Incorrect. This behavior has nothing to do with the Rotrex, although the Rotrex does amplify it a bit, as with ANY forced induction solution.

Once combustion stops, the motor's RPM's rate of acceleration goes from positive (torque output) to negative (engine braking from compression and friction). It doesn't mean the engine's RPMs instantly stop dropping. The momentum of the rising RPM will carry it upward, and the decrease in inertia from disengaging the clutch allows for that momentum to act upon engine RPMs even faster. Combine that with the tiny DBW delay, and a 400-600 RPM increase with a throttle lift and clutch in isn't unheard of at all.

An analogy to this would be throwing a ball up into the air.
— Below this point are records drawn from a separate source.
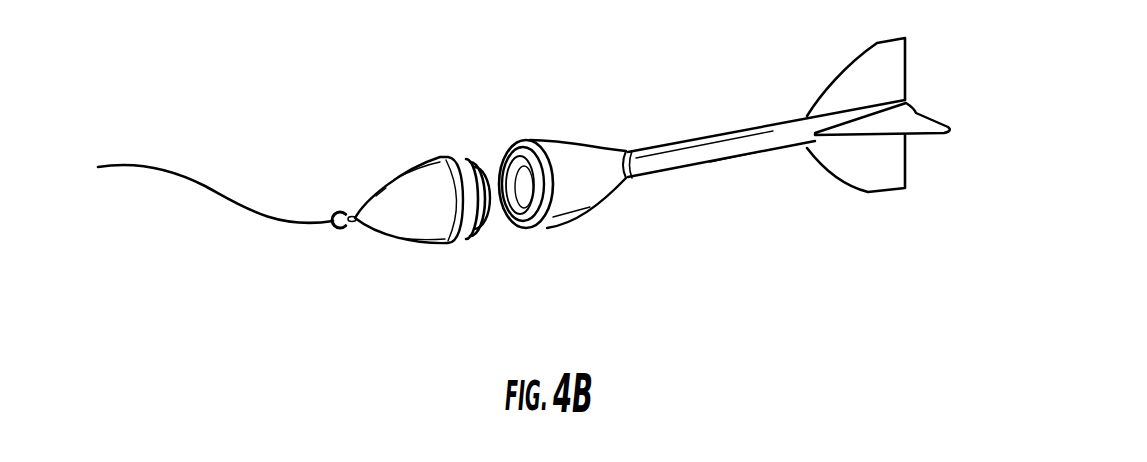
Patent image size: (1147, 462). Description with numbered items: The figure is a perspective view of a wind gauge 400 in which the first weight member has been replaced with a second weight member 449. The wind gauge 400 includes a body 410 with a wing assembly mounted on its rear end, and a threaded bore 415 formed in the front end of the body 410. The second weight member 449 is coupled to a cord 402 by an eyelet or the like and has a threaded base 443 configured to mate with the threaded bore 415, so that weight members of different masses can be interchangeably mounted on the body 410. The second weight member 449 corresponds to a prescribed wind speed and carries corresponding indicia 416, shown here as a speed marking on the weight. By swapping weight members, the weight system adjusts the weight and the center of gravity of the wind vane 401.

The wind gauge 400 is at (632, 205).
The wind vane 401 is at (724, 158).
The cord 402 is at (190, 176).
The body 410 is at (668, 147).
The threaded bore 415 is at (530, 168).
The indicia 416 is at (409, 265).
The threaded base 443 is at (492, 215).
The second weight member 449 is at (387, 248).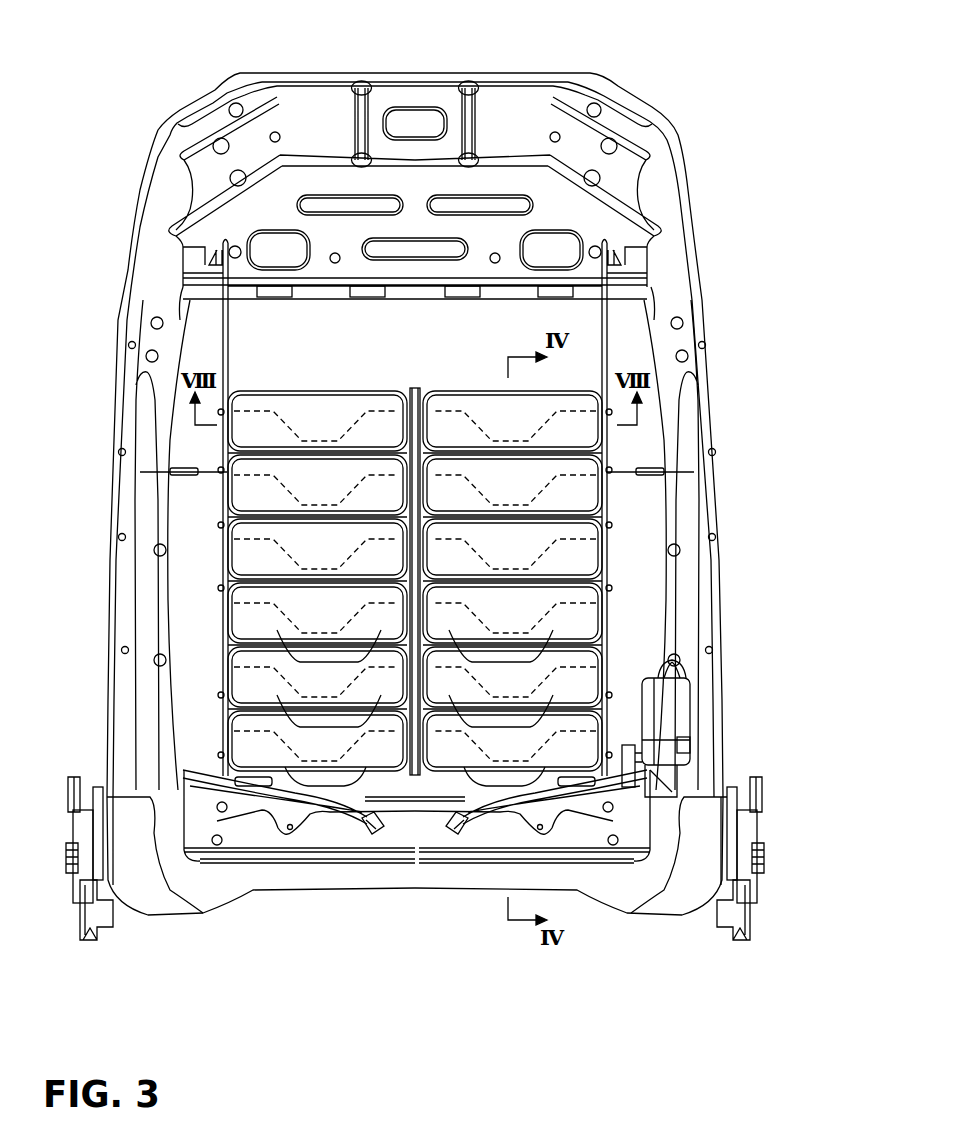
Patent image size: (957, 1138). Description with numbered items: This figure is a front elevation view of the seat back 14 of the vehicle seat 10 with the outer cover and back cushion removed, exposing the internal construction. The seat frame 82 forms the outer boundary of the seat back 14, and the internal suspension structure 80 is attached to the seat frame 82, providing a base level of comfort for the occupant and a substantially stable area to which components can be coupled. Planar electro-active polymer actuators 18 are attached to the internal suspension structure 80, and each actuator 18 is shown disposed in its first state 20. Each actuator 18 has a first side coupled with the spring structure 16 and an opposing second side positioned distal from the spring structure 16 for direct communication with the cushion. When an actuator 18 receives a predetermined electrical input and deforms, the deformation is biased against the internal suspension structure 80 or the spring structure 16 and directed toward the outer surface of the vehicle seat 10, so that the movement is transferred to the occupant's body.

The vehicle seat 10 is at (693, 100).
The seat back 14 is at (686, 170).
The seat frame 82 is at (148, 290).
The internal suspension structure 80 is at (608, 312).
The electro-active polymer actuator 18 is at (250, 555).
The first state 20 is at (607, 477).
The spring structure 16 is at (473, 777).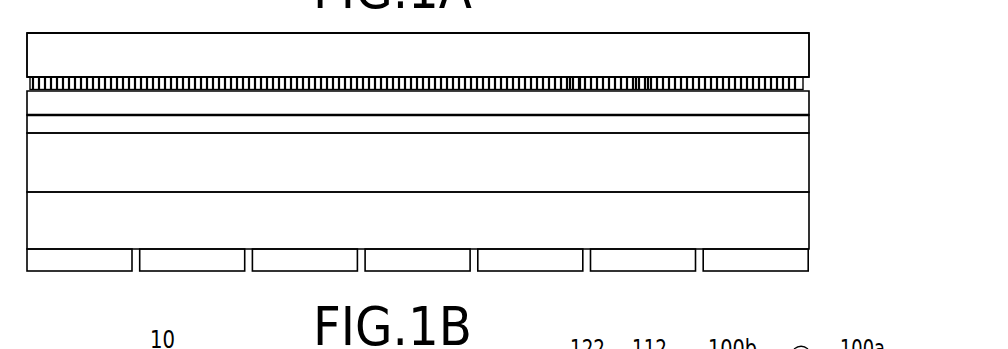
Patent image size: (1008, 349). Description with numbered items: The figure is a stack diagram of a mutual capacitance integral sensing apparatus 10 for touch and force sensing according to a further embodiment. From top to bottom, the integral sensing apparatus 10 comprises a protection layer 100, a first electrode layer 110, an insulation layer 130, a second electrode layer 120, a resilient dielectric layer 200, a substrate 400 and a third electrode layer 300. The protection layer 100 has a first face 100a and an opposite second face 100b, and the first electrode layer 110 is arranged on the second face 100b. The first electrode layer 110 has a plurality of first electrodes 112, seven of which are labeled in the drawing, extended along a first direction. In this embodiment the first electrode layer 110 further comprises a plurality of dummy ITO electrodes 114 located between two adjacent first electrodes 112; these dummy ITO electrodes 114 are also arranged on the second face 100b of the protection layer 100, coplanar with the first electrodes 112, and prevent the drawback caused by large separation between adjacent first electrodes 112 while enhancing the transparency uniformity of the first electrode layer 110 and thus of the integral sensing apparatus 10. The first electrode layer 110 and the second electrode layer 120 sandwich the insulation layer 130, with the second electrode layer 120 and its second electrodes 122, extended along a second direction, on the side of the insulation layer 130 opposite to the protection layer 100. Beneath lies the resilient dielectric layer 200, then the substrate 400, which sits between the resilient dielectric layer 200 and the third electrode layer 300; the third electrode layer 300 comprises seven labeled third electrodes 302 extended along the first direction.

The ball's trajectory is analogous to engine RPM. The moment the ball leaves your hand, the acceleration force (combustion) disappears. There is no longer an acceleration force upward acting on the ball. However, gravity (compression and friction) is always acting on the ball, causing the ball's trajectory to become a parabola. Even through the acceleration force isn't acting on the ball, the ball's momentum carries it higher (the RPM spike), before it eventually stops dropping.

Velocity is the derivative of acceleration. Acceleration's force is not instantaneous.

I've observed this type of behavior on EVERY type of tune for this car. It's partially physics, and partially the relationship between TPS and PPS. You cannot eliminate either one, unless you've developed an ultra low friction, low inertia engine, and have completely upgraded the ECU hardware with a far faster unit.

I can post datalogs from @DeliciousTuning, @ptuning, JamesM, and, also you, that exhibit the same behavior.